Here’s what I’m thinking… get the deed and shortsale the mortgages. Ensure you get low comps and bids on repairs (if necessary) to justify a low ball. Offer only 10% on the second. Be at the house when the lender arranges the BPO (learned that lesson the hard way!)

Other option, if the banks won’t play. Get the sellers to fill out a forebearance agreement. Most lenders will require a small amount of cash up front and they’ll put the rest on the backend (this has to be done by the seller)… you just take over payments. Get the guy (seller) out of the house and have a tenant buyer pay the cash required for the forebearance. If there’s enough cash left over (from the tenant buyer), give some to your seller to relocate. There’s some cool things you can do here, but that’s another story. Hope this helps.

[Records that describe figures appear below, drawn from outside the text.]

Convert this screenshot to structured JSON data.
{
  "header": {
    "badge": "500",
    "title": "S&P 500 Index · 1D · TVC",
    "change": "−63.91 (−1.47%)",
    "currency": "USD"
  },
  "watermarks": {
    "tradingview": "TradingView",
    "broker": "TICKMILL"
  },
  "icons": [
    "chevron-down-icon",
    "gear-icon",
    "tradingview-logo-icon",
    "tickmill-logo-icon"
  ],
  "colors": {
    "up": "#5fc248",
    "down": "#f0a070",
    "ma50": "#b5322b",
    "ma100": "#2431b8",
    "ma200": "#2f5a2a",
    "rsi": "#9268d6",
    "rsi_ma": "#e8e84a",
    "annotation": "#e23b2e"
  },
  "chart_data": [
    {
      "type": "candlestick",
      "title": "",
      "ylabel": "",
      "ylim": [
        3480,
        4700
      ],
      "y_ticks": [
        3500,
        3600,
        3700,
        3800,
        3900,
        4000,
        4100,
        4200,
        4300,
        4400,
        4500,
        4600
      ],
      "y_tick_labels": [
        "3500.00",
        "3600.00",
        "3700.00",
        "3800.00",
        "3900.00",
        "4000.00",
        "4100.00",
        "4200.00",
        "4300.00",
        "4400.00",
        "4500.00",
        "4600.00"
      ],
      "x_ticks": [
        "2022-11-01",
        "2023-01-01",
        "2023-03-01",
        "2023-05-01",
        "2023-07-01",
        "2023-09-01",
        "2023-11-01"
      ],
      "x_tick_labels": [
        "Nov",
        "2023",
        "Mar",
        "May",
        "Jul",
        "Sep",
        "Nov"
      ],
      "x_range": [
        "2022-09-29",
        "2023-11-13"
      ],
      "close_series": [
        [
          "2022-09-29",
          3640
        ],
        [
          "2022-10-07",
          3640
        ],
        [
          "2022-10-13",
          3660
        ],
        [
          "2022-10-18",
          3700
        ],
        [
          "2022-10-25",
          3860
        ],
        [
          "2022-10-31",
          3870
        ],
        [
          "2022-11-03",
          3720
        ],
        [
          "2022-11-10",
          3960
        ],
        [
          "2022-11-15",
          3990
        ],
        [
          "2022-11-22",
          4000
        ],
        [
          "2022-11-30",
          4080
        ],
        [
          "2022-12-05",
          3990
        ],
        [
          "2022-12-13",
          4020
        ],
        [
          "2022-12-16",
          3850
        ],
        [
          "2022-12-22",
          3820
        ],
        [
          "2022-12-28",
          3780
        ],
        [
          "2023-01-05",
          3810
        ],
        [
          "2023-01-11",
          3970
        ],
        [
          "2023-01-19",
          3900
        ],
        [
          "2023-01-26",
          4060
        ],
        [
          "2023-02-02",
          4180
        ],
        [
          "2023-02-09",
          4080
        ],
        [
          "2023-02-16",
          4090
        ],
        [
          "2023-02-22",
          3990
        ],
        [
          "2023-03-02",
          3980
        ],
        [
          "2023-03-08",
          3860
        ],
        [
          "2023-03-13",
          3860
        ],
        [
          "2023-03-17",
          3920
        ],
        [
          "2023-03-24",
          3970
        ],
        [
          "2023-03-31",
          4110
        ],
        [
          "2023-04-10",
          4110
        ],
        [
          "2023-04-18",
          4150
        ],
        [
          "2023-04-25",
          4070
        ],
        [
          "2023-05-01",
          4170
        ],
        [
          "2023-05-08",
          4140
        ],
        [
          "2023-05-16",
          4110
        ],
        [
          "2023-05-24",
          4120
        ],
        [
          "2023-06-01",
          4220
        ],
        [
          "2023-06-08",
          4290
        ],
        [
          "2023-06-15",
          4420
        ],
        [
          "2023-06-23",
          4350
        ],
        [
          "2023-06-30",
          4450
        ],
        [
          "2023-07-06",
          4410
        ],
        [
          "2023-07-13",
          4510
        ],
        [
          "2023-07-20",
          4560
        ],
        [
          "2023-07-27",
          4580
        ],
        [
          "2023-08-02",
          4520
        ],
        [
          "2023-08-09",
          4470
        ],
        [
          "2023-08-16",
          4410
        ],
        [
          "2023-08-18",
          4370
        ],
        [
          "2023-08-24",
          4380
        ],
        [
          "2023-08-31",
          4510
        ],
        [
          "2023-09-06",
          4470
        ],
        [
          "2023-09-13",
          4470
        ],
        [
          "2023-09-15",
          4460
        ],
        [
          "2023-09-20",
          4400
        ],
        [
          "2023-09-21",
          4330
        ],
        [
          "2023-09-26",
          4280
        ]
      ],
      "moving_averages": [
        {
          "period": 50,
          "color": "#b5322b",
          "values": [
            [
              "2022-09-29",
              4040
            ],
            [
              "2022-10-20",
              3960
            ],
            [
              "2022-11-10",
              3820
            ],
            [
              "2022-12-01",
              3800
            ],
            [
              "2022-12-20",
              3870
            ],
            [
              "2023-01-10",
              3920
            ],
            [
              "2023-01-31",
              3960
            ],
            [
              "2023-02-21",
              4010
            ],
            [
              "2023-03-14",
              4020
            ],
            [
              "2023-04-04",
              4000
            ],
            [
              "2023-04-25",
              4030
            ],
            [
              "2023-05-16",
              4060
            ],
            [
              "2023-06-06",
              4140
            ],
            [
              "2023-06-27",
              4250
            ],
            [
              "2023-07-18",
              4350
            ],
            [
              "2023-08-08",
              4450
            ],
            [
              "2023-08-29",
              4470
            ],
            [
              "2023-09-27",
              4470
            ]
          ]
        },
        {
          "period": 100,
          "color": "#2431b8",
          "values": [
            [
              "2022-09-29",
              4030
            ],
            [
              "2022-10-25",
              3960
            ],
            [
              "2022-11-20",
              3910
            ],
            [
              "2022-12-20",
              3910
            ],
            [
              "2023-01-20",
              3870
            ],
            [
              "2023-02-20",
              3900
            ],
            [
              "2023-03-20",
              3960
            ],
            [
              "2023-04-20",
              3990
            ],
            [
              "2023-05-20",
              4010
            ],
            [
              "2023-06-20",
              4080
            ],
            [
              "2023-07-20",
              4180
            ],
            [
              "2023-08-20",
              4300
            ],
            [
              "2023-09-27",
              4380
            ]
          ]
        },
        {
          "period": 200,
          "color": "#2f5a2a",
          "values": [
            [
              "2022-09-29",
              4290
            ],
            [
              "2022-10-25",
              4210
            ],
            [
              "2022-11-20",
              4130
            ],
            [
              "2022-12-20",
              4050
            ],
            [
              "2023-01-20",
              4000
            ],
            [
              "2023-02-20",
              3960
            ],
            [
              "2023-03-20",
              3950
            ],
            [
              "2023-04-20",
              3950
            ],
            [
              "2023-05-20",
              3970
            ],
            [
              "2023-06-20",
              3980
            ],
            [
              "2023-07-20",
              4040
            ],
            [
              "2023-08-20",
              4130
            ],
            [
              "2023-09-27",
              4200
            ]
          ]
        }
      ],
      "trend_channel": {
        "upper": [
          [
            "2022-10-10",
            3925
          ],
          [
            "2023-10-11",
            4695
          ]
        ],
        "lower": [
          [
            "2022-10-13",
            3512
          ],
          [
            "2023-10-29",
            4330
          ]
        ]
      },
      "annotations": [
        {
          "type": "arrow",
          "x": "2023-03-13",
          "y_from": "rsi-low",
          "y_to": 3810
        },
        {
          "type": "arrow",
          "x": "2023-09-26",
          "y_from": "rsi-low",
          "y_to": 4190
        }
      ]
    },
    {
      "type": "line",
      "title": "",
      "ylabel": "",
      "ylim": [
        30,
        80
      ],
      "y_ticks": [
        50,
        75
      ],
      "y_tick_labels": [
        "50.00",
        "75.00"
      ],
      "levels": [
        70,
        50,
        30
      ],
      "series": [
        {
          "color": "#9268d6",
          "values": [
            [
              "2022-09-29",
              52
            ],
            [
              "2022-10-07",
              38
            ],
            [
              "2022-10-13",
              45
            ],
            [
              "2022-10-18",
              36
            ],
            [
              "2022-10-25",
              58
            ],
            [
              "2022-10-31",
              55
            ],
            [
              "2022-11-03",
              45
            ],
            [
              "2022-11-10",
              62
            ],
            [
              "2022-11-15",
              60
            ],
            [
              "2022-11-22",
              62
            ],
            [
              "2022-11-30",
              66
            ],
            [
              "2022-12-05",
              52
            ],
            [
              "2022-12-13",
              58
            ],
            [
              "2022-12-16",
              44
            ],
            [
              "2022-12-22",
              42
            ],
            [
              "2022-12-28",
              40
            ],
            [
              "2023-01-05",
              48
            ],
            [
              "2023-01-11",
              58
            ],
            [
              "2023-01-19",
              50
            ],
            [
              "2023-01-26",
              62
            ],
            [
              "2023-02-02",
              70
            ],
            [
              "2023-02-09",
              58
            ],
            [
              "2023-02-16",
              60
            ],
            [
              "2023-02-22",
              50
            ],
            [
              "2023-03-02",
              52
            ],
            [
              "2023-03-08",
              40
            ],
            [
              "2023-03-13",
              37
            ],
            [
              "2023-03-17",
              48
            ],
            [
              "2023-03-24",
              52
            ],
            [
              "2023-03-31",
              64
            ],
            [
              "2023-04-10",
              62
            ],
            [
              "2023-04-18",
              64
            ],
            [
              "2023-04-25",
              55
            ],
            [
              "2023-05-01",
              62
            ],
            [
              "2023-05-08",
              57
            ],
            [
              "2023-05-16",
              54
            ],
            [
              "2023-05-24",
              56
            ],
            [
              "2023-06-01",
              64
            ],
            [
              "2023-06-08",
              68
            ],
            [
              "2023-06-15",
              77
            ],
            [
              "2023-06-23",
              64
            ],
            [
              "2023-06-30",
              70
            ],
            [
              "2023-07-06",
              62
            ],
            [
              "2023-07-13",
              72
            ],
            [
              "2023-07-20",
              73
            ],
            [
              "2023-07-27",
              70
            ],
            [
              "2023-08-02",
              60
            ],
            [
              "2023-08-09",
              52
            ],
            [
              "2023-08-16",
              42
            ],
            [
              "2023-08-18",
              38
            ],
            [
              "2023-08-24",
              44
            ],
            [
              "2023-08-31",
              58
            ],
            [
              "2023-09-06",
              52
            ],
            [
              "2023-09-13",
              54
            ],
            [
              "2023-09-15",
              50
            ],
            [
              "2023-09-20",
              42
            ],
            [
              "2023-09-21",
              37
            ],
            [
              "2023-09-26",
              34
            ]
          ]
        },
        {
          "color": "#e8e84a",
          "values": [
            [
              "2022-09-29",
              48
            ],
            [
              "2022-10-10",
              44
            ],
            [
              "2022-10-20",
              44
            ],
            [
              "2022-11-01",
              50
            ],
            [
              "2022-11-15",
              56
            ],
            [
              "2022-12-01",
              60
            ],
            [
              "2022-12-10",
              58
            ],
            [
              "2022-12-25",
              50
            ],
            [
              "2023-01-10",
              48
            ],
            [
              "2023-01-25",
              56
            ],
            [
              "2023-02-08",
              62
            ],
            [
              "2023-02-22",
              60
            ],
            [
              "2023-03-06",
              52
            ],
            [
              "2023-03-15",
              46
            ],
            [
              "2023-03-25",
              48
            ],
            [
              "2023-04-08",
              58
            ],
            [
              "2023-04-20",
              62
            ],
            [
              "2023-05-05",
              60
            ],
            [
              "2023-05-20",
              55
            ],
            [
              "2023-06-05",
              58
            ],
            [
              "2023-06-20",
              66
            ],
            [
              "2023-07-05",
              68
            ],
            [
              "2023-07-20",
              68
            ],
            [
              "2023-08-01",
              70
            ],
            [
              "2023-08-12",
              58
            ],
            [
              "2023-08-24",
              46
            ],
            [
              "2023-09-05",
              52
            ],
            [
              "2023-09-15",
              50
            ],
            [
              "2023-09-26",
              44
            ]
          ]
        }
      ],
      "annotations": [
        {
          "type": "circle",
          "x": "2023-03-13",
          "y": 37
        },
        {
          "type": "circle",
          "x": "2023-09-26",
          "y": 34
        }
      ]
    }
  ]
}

Re: What do ya think of this deal, Gurus?? - Posted by phil fernandez

Posted by phil fernandez on October 24, 2003 at 20:39:52:

First if I do the deal, he’s out of the property. What makes you think he’ll pay you back the money that he owes you. He didn’t pay the bank. Making $5,000 on the $8,000 that you loaned him in 30 days
comes out to 750% interest if my math is correct. The judge won’t like that.

I’d go to the holder of both the 1st and 2nd and try to negotiate discounts on the mortgages. But don’t loan this guy money.

Re: What do ya think of this deal, Gurus?? - Posted by Clair-MO

Posted by Clair-MO on October 24, 2003 at 19:46:13:

Tom, Have your attorney worked out the security forms for you to make this private loan as for usury laws check with your state security exchange commission to see what they have to say about how much interest you can charge the individual. Be simple don’t complicate matters!

Re: What do ya think of this deal, Gurus?? - Posted by Brent_IL

Posted by Brent_IL on October 24, 2003 at 19:44:14:

I?m not a guru.

I just want to make sure I got this right:

When you pay the arrearage, he’s reinstated, and you have a third for $8,000 or $13,000 behind $190,000.

When he doesn’t pay you in 30 days, you are prepared to pay the taxes and make the payments on the first and second loans during the next three months to two years that it takes to get a relief from stay or get through the bankruptcy proceedings.

And then when he files a claim alleging fraud, and motions that any forcible detainer action be abated pending the outcome of his case, you are prepared to support the property for another six months of motions. And when the case is tried your paperwork will make it obvious to a state judge that although the man was under duress because of the impending loss of his home, that 750% a year interest is only fair given that you gave him $8,000 on approximately $50,000 equity.

Is that about it?

As I said, I?m not a guru, but I believe that no good can come from letting a former owner stay in the property, and your guy is still on title.